Traditionally, cloth is used for covering the sides of the boards and I chose to use navy-blue Edinburgh buckram, which also compliments my endpapers-blue and purple marble.
The excess leather and cloth were trimmed to make equal turn-ins and the board was infilled with additional paper to create a smooth appearance underneath the endpaper. I trimmed out my endpapers to form a more or less equal square around the boards, allowing for any paper expansion caused by moisture in the paste. It is quite a stressful process to get the endpapers down, as it is done more or less blind. The boards were shut onto the pasted endpapers and put straight into the press for a nip. It was a nerve wracking half hour!

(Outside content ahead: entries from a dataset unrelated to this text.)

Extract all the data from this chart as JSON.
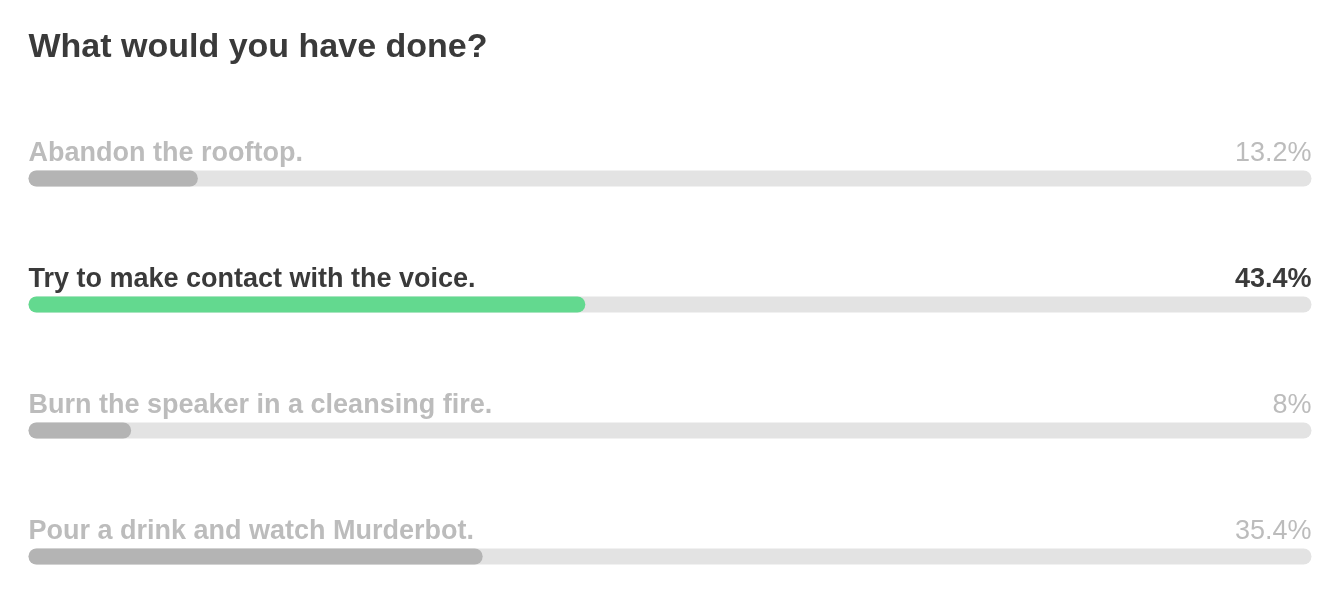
{
  "chart_data": {
    "type": "bar",
    "orientation": "horizontal",
    "title": "What would you have done?",
    "categories": [
      "Abandon the rooftop.",
      "Try to make contact with the voice.",
      "Burn the speaker in a cleansing fire.",
      "Pour a drink and watch Murderbot."
    ],
    "values": [
      13.2,
      43.4,
      8,
      35.4
    ],
    "value_labels": [
      "13.2%",
      "43.4%",
      "8%",
      "35.4%"
    ],
    "colors": [
      "#b4b4b4",
      "#63d98f",
      "#b4b4b4",
      "#b4b4b4"
    ],
    "xlim": [
      0,
      100
    ],
    "tick_labels": false
  }
}
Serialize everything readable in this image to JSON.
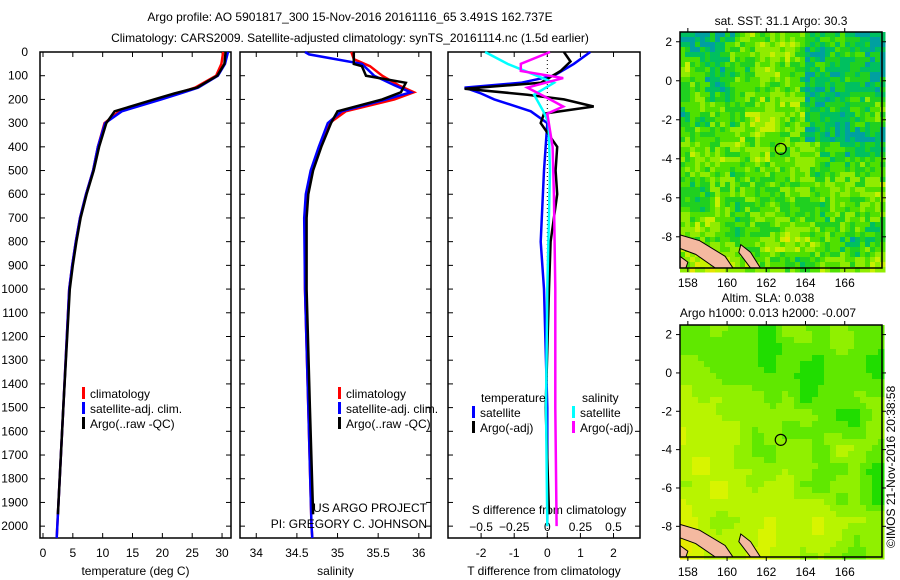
{
  "title": {
    "line1": "Argo profile: AO 5901817_300 15-Nov-2016 20161116_65 3.491S 162.737E",
    "line2": "Climatology: CARS2009. Satellite-adjusted climatology: synTS_20161114.nc (1.5d earlier)"
  },
  "credit": {
    "project": "US ARGO PROJECT",
    "pi": "PI: GREGORY C. JOHNSON"
  },
  "watermark": "©IMOS 21-Nov-2016 20:38:58",
  "colors": {
    "climatology": "#ff0000",
    "satellite": "#0000ff",
    "argo": "#000000",
    "sal_satellite": "#00ffff",
    "sal_argo": "#ff00ff",
    "land": "#f4b9a0"
  },
  "chart_data": [
    {
      "type": "line",
      "name": "temperature-profile",
      "xlabel": "temperature (deg C)",
      "ylabel": "depth",
      "xlim": [
        -0.5,
        31.5
      ],
      "ylim": [
        2050,
        0
      ],
      "xticks": [
        0,
        5,
        10,
        15,
        20,
        25,
        30
      ],
      "yticks": [
        0,
        100,
        200,
        300,
        400,
        500,
        600,
        700,
        800,
        900,
        1000,
        1100,
        1200,
        1300,
        1400,
        1500,
        1600,
        1700,
        1800,
        1900,
        2000
      ],
      "legend": [
        "climatology",
        "satellite-adj. clim.",
        "Argo(..raw -QC)"
      ],
      "series": [
        {
          "name": "climatology",
          "color": "#ff0000",
          "depth": [
            0,
            50,
            100,
            150,
            175,
            200,
            250,
            300,
            400,
            500,
            600,
            700,
            800,
            900,
            1000,
            1500,
            2000,
            2050
          ],
          "values": [
            30.2,
            29.9,
            29.0,
            25.5,
            22.5,
            19.0,
            12.8,
            10.3,
            9.2,
            8.4,
            7.2,
            6.2,
            5.5,
            4.9,
            4.4,
            3.4,
            2.4,
            2.3
          ]
        },
        {
          "name": "satellite-adj. clim.",
          "color": "#0000ff",
          "depth": [
            0,
            50,
            100,
            150,
            175,
            200,
            250,
            300,
            400,
            500,
            600,
            700,
            800,
            900,
            1000,
            1500,
            2000,
            2050
          ],
          "values": [
            31.0,
            30.5,
            29.3,
            26.0,
            23.0,
            19.8,
            13.2,
            10.4,
            9.2,
            8.4,
            7.2,
            6.2,
            5.5,
            4.9,
            4.4,
            3.4,
            2.4,
            2.3
          ]
        },
        {
          "name": "Argo(..raw -QC)",
          "color": "#000000",
          "depth": [
            0,
            50,
            100,
            150,
            175,
            200,
            250,
            300,
            400,
            500,
            600,
            700,
            800,
            900,
            1000,
            1500,
            1950
          ],
          "values": [
            30.6,
            30.4,
            29.2,
            25.8,
            22.0,
            18.6,
            12.0,
            10.6,
            9.4,
            8.5,
            7.3,
            6.3,
            5.6,
            5.0,
            4.5,
            3.4,
            2.5
          ]
        }
      ]
    },
    {
      "type": "line",
      "name": "salinity-profile",
      "xlabel": "salinity",
      "xlim": [
        33.8,
        36.15
      ],
      "ylim": [
        2050,
        0
      ],
      "xticks": [
        34,
        34.5,
        35,
        35.5,
        36
      ],
      "legend": [
        "climatology",
        "satellite-adj. clim.",
        "Argo(..raw -QC)"
      ],
      "series": [
        {
          "name": "climatology",
          "color": "#ff0000",
          "depth": [
            0,
            30,
            60,
            100,
            140,
            170,
            200,
            250,
            300,
            400,
            500,
            600,
            700,
            1000,
            1500,
            2000,
            2050
          ],
          "values": [
            35.17,
            35.2,
            35.4,
            35.55,
            35.75,
            35.94,
            35.7,
            35.1,
            34.9,
            34.78,
            34.68,
            34.62,
            34.6,
            34.6,
            34.64,
            34.68,
            34.69
          ]
        },
        {
          "name": "satellite-adj. clim.",
          "color": "#0000ff",
          "depth": [
            0,
            10,
            50,
            100,
            140,
            170,
            200,
            250,
            300,
            400,
            500,
            600,
            700,
            1000,
            1500,
            2000,
            2050
          ],
          "values": [
            34.6,
            34.65,
            35.3,
            35.45,
            35.7,
            35.9,
            35.6,
            35.05,
            34.88,
            34.77,
            34.67,
            34.61,
            34.59,
            34.6,
            34.64,
            34.68,
            34.69
          ]
        },
        {
          "name": "Argo(..raw -QC)",
          "color": "#000000",
          "depth": [
            0,
            50,
            60,
            100,
            130,
            170,
            200,
            250,
            300,
            400,
            500,
            600,
            700,
            1000,
            1500,
            1950
          ],
          "values": [
            35.2,
            35.2,
            35.3,
            35.35,
            35.84,
            35.78,
            35.55,
            35.0,
            34.92,
            34.8,
            34.7,
            34.64,
            34.62,
            34.62,
            34.66,
            34.7
          ]
        }
      ]
    },
    {
      "type": "line",
      "name": "difference-profile",
      "xlabel": "T difference from climatology",
      "x2label": "S difference from climatology",
      "xlim": [
        -3,
        2.8
      ],
      "x2lim": [
        -0.75,
        0.7
      ],
      "ylim": [
        2050,
        0
      ],
      "xticks": [
        -2,
        -1,
        0,
        1,
        2
      ],
      "x2ticks": [
        -0.5,
        -0.25,
        0,
        0.25,
        0.5
      ],
      "legend_headers": [
        "temperature",
        "salinity"
      ],
      "legend": [
        "satellite",
        "Argo(-adj)",
        "satellite",
        "Argo(-adj)"
      ],
      "series": [
        {
          "name": "T satellite",
          "axis": "T",
          "color": "#0000ff",
          "depth": [
            0,
            50,
            100,
            130,
            150,
            175,
            200,
            250,
            300,
            500,
            800,
            1000,
            1500,
            2000
          ],
          "values": [
            1.3,
            0.8,
            0.2,
            -0.8,
            -2.5,
            -2.0,
            -1.6,
            -0.5,
            0,
            -0.1,
            -0.2,
            -0.1,
            0,
            0
          ]
        },
        {
          "name": "T Argo(-adj)",
          "axis": "T",
          "color": "#000000",
          "depth": [
            0,
            40,
            80,
            130,
            155,
            180,
            200,
            230,
            260,
            300,
            400,
            500,
            600,
            800,
            1000,
            1500,
            1950
          ],
          "values": [
            0.5,
            0.7,
            0.4,
            -0.2,
            -2.5,
            -0.6,
            0.5,
            1.4,
            -0.1,
            -0.2,
            0.3,
            0.25,
            0.3,
            0.1,
            0.05,
            -0.05,
            0.05
          ]
        },
        {
          "name": "S satellite",
          "axis": "S",
          "color": "#00ffff",
          "depth": [
            0,
            50,
            100,
            130,
            180,
            250,
            300,
            500,
            1000,
            1500,
            2000
          ],
          "values": [
            -0.47,
            -0.3,
            -0.08,
            0.05,
            -0.1,
            -0.03,
            0.01,
            0.02,
            0.0,
            -0.01,
            0.0
          ]
        },
        {
          "name": "S Argo(-adj)",
          "axis": "S",
          "color": "#ff00ff",
          "depth": [
            0,
            50,
            80,
            110,
            150,
            200,
            230,
            260,
            400,
            600,
            1000,
            1500,
            2000
          ],
          "values": [
            0.02,
            -0.2,
            -0.2,
            0.12,
            -0.15,
            0.02,
            0.12,
            0.0,
            0.04,
            0.05,
            0.06,
            0.06,
            0.07
          ]
        }
      ]
    },
    {
      "type": "heatmap",
      "name": "sst-map",
      "title": "sat. SST: 31.1 Argo: 30.3",
      "xlim": [
        157.6,
        167.9
      ],
      "ylim": [
        -9.6,
        2.5
      ],
      "xticks": [
        158,
        160,
        162,
        164,
        166
      ],
      "yticks": [
        2,
        0,
        -2,
        -4,
        -6,
        -8
      ],
      "argo_position": {
        "lon": 162.737,
        "lat": -3.491
      }
    },
    {
      "type": "heatmap",
      "name": "sla-map",
      "title": "Altim. SLA: 0.038",
      "subtitle": "Argo h1000: 0.013 h2000: -0.007",
      "xlim": [
        157.6,
        167.9
      ],
      "ylim": [
        -9.6,
        2.5
      ],
      "xticks": [
        158,
        160,
        162,
        164,
        166
      ],
      "yticks": [
        2,
        0,
        -2,
        -4,
        -6,
        -8
      ],
      "argo_position": {
        "lon": 162.737,
        "lat": -3.491
      }
    }
  ]
}
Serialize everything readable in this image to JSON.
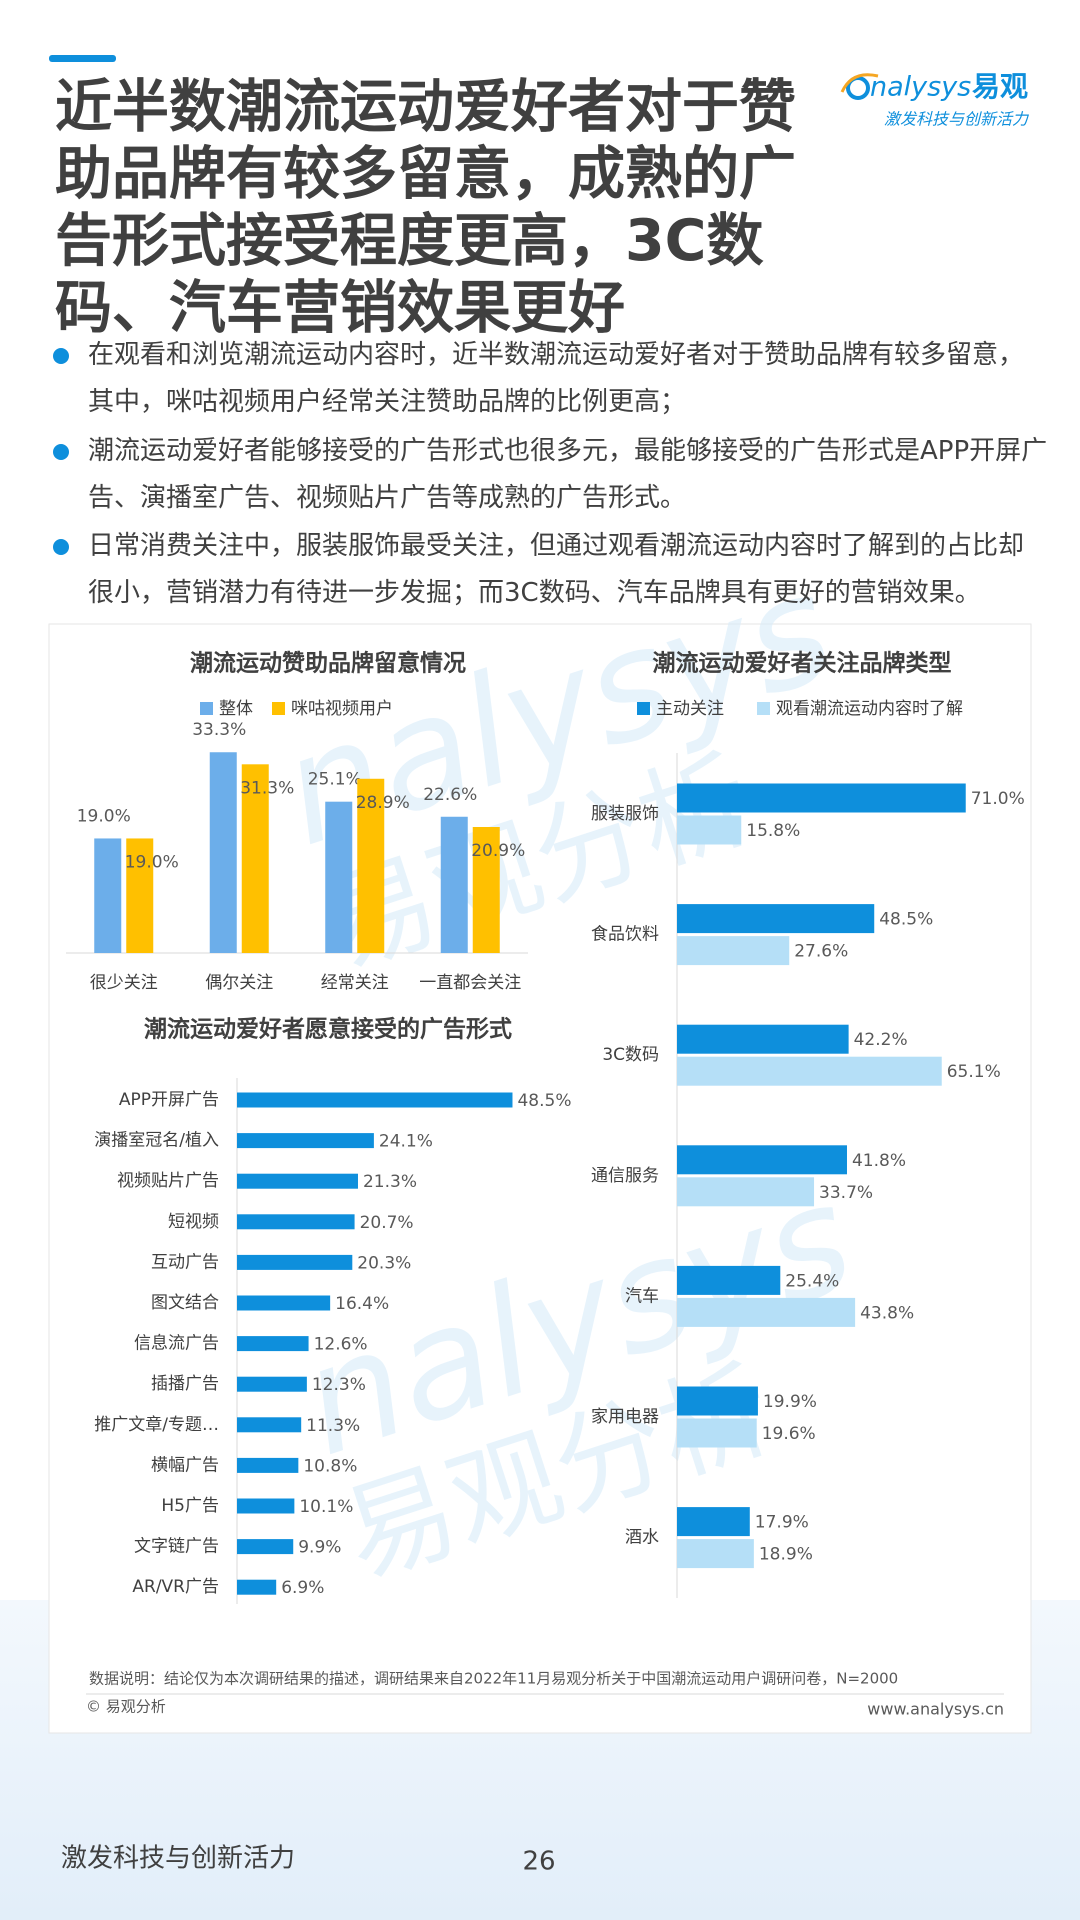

If everything was okay after the nip, the book was put back into the press for a few hours to dry. When taken out of the press, the book was opened very delicately-moved back and forth on its hinge so the leather could get a sense of how it would work in the future. The pages were stroked open from either end and encouraged to lay flat.
My springback came out of the press looking like a book. Success! I was in such a hurry to finish the book in the time we had with Richard that it is a little bit messy and could use some refinement. I believe I could replicate the processes and produce a stronger portfolio piece in the future.
Despite some mistakes I am very happy with my springback. I can use the skills I learnt over the course and apply them to the conservation of account books - by creating new springs, for example - and use my new knowledge of constructing sturdy structures in the conservation of other books.
But for now, I am happy that I will not have to use animal glue for a while!